The only requirement is that the function accept a pandas DataFrame as the first argument.

Example extension

The following function is a valid pandex extension:

from math import pi

def circle_calculations(df, radius='radius'):
    """
    Calculates the circumference and area of a circle
    given a column of radius and adds the result to the
    dataframe
    Input:
        df -- dataframe
        radius -- column name containing the radius values
    """
    df['circumference'] = 2 * pi * df[radius]
    df['area'] = pi * df[radius] ** 2

Note

The first argument to the function need not be named df.

If this file is stored in a file named circle_calc.py, then the extension may be installed as follows:

pd.ext.import_extension('/path/to/circle_calc_file -> circle_calculations')

Note

circle_calc.py does not have to be in /path/to/circle_calc_file itself - as long as it’s in a subdirectory somewhere it will get installed.

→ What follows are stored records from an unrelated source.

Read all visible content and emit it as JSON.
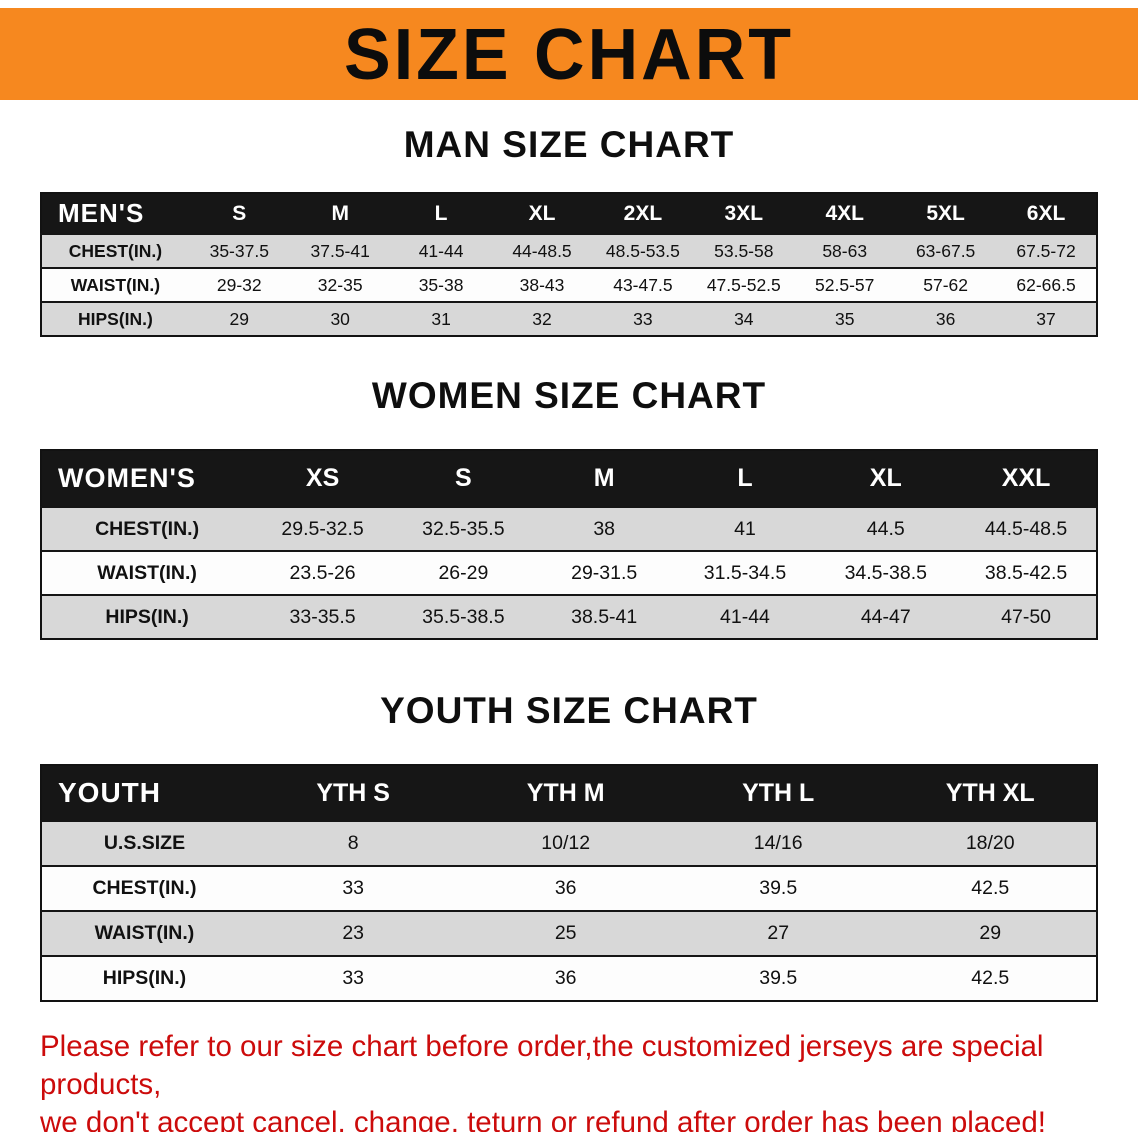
{
  "banner": {
    "title": "SIZE CHART",
    "bg_color": "#f6881f",
    "text_color": "#0c0c0c"
  },
  "colors": {
    "header_row_bg": "#161616",
    "stripe_row_bg": "#d8d8d8",
    "footer_text": "#cc0b0b"
  },
  "sections": [
    {
      "heading": "MAN SIZE CHART",
      "table": {
        "header": [
          "MEN'S",
          "S",
          "M",
          "L",
          "XL",
          "2XL",
          "3XL",
          "4XL",
          "5XL",
          "6XL"
        ],
        "rows": [
          {
            "label": "CHEST(IN.)",
            "values": [
              "35-37.5",
              "37.5-41",
              "41-44",
              "44-48.5",
              "48.5-53.5",
              "53.5-58",
              "58-63",
              "63-67.5",
              "67.5-72"
            ]
          },
          {
            "label": "WAIST(IN.)",
            "values": [
              "29-32",
              "32-35",
              "35-38",
              "38-43",
              "43-47.5",
              "47.5-52.5",
              "52.5-57",
              "57-62",
              "62-66.5"
            ]
          },
          {
            "label": "HIPS(IN.)",
            "values": [
              "29",
              "30",
              "31",
              "32",
              "33",
              "34",
              "35",
              "36",
              "37"
            ]
          }
        ]
      }
    },
    {
      "heading": "WOMEN SIZE CHART",
      "table": {
        "header": [
          "WOMEN'S",
          "XS",
          "S",
          "M",
          "L",
          "XL",
          "XXL"
        ],
        "rows": [
          {
            "label": "CHEST(IN.)",
            "values": [
              "29.5-32.5",
              "32.5-35.5",
              "38",
              "41",
              "44.5",
              "44.5-48.5"
            ]
          },
          {
            "label": "WAIST(IN.)",
            "values": [
              "23.5-26",
              "26-29",
              "29-31.5",
              "31.5-34.5",
              "34.5-38.5",
              "38.5-42.5"
            ]
          },
          {
            "label": "HIPS(IN.)",
            "values": [
              "33-35.5",
              "35.5-38.5",
              "38.5-41",
              "41-44",
              "44-47",
              "47-50"
            ]
          }
        ]
      }
    },
    {
      "heading": "YOUTH SIZE CHART",
      "table": {
        "header": [
          "YOUTH",
          "YTH S",
          "YTH M",
          "YTH L",
          "YTH XL"
        ],
        "rows": [
          {
            "label": "U.S.SIZE",
            "values": [
              "8",
              "10/12",
              "14/16",
              "18/20"
            ]
          },
          {
            "label": "CHEST(IN.)",
            "values": [
              "33",
              "36",
              "39.5",
              "42.5"
            ]
          },
          {
            "label": "WAIST(IN.)",
            "values": [
              "23",
              "25",
              "27",
              "29"
            ]
          },
          {
            "label": "HIPS(IN.)",
            "values": [
              "33",
              "36",
              "39.5",
              "42.5"
            ]
          }
        ]
      }
    }
  ],
  "footer": {
    "line1": "Please refer to our size chart before order,the customized jerseys are special products,",
    "line2": "we don't accept cancel, change, teturn or refund after order has been placed!"
  }
}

Extensions may make use of any installed package (dependencies that are not installed with be highlighted with a warning during import, and also in the output of pd.ext .show_extensions()).

Extension usage

If the user has created a dataframe named df, then the extension can be accessed as follows:

df.ext.circle_calculations()

The docstring defined will be available for the dataframe df:

help(df.ext.circle_calculations)

Extension dependencies

If an extension requires supporting functions, these can be located in the same file. So the example above may be rewritten to utilise an area() function:

from math import pi

def circle_calculations(df, radius='radius'):
    """
    Calculates the circumference and area of a circle
    given a column of radius and adds the result to the
    dataframe
    Input:
        df -- dataframe
        radius -- column name containing the radius values
    """
    df['circumference'] = 2 * pi * df[radius]
    df['area'] = area(df[radius])

def area(radius_col):
    return pi * radius_col ** 2

The installation and usage remains as before.

Dependencies in an external file

If the extension depends on functions defined in another file these must be imported using the relative dot notation as you would for modules.

So, if the area() function was defined in a file named area.py in the same directory as circle_calc.py then the extension would be written as follows:

from math import pi
from .area import area

def circle_calculations(df, radius='radius'):
    """
    Calculates the circumference and area of a circle
    given a column of radius and adds the result to the
    dataframe
    Input:
        df -- dataframe
        radius -- column name containing the radius values
    """
    df['circumference'] = 2 * pi * df[radius]
    df['area'] = area(df[radius])

The pd.ext .import_extension above remains the same - all the correct files will be installed.